I wonder how much pressure American filmmakers feel from the ever-present allure of the Box Office—that bastion of popular taste as dictated by creative execs and other decidedly richer-than-thou suits. I also wonder when exactly David Jacobsen felt this pressure and decided that the delicate romance of the opening scenes of Down in the Valley wasn’t enough to appeal to this Box. Of course, that’s just fruitless wondering because we’ll never know. But, the fact remains that Jacobsen’s film is still fascinating as an exploration of the civilizing of both the American West and the American Man—even if it could have been a little better without a bombastic final act.
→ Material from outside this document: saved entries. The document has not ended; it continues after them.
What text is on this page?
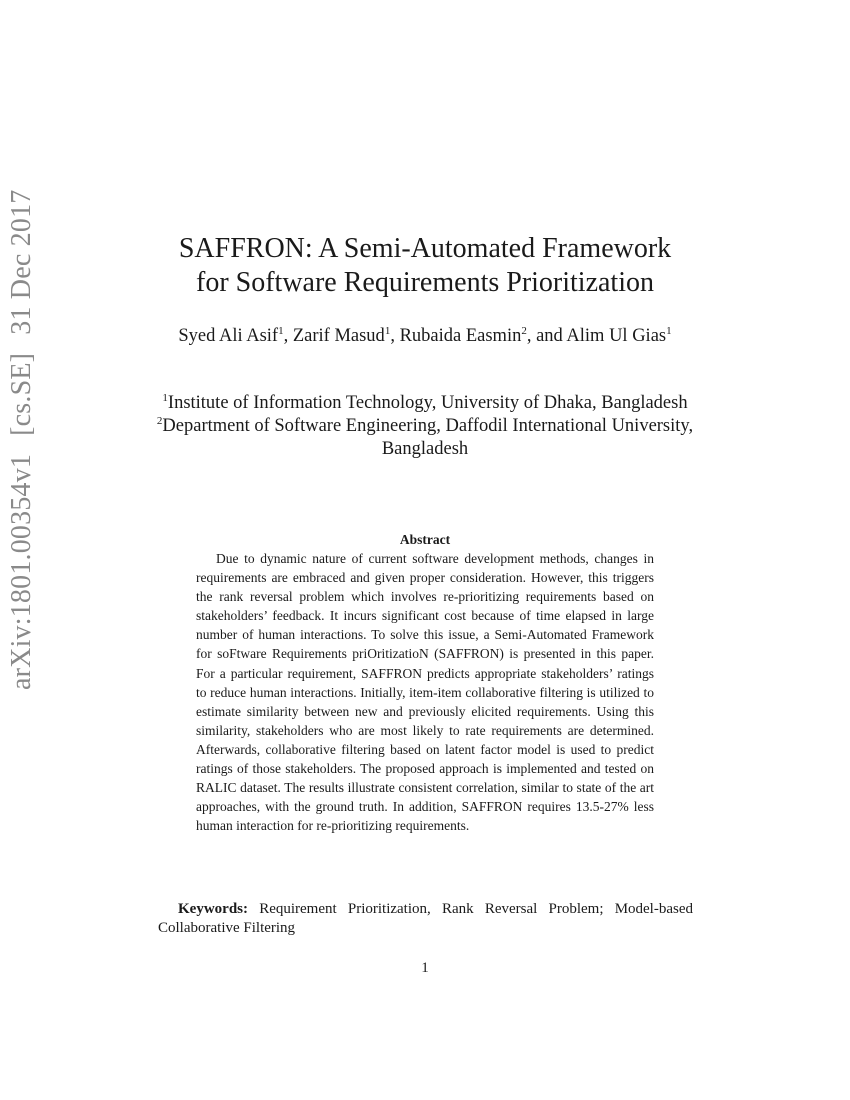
arXiv:1801.00354v1[cs.SE]31 Dec 2017	SAFFRON: A Semi-Automated Framework
for Software Requirements Prioritization
Syed Ali Asif$^1$, Zarif Masud$^1$, Rubaida Easmin$^2$, and Alim Ul Gias$^1$
$^1$Institute of Information Technology, University of Dhaka, Bangladesh
$^2$Department of Software Engineering, Daffodil International University, Bangladesh
Abstract
Due to dynamic nature of current software development methods, changes in requirements are embraced and given proper consideration. However, this triggers the rank reversal problem which involves re-prioritizing requirements based on stakeholders’ feedback. It incurs significant cost because of time elapsed in large number of human interactions. To solve this issue, a Semi-Automated Framework for soFtware Requirements priOritizatioN (SAFFRON) is presented in this paper. For a particular requirement, SAFFRON predicts appropriate stakeholders’ ratings to reduce human interactions. Initially, item-item collaborative filtering is utilized to estimate similarity between new and previously elicited requirements. Using this similarity, stakeholders who are most likely to rate requirements are determined. Afterwards, collaborative filtering based on latent factor model is used to predict ratings of those stakeholders. The proposed approach is implemented and tested on RALIC dataset. The results illustrate consistent correlation, similar to state of the art approaches, with the ground truth. In addition, SAFFRON requires 13.5-27% less human interaction for re-prioritizing requirements.
Keywords: Requirement Prioritization, Rank Reversal Problem; Model-based Collaborative Filtering
1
The ideas the film raises are certainly worth thinking about, and it raises a lot of them. For example, there’s the issue of the American Hero. Does the John Wayne myth still exist, or has it gone the way of a primitive, tribal water dance? If it doesn’t exist, then should it—is it helpful or hurtful for young men to look up to the tough guy? Can the honourable, independent frontiersman still traverse the highways in contemporary Los Angeles? Or, in one question: has our society burst a silly bubble or perverted a useful ideal? Any answer is much less clear. The way Jacobsen’s camera lingers over superhighways as if they were rivers and collapses the difference between the natural and the man-made, for example, suggests that there is a transition between the Wild West and today; the ever-thickening plot, however, seems to argue that the past be better left behind in favour of a better, less bloody world; and, to complicate things even more, the pseudo-apocalyptic shots of men on horseback riding on gravel roads lined with the rusted carcasses of automobiles stirs up the notion that the spirit of the Wild West will ultimately out-survive the spirit of the now. Hence, there is no real answer. Unfortunately, after the credits roll, and once the film has gone from subtle prodding to shots of cowboys in subdivisions and white horses trapped in garages, it all seems a little more shallow than it should. The film’s bluntly artificial plot twists (and weird and excessive scenes of homage to Martin Scorsese’s Taxi Driver) have by this time long taken over, and a film that began with great potential ends in slight disappointment. Down in the Valley is still good—the ending is effective and satisfying emotionally, if not intellectually—but it misses greatness because it just couldn’t hold on to it.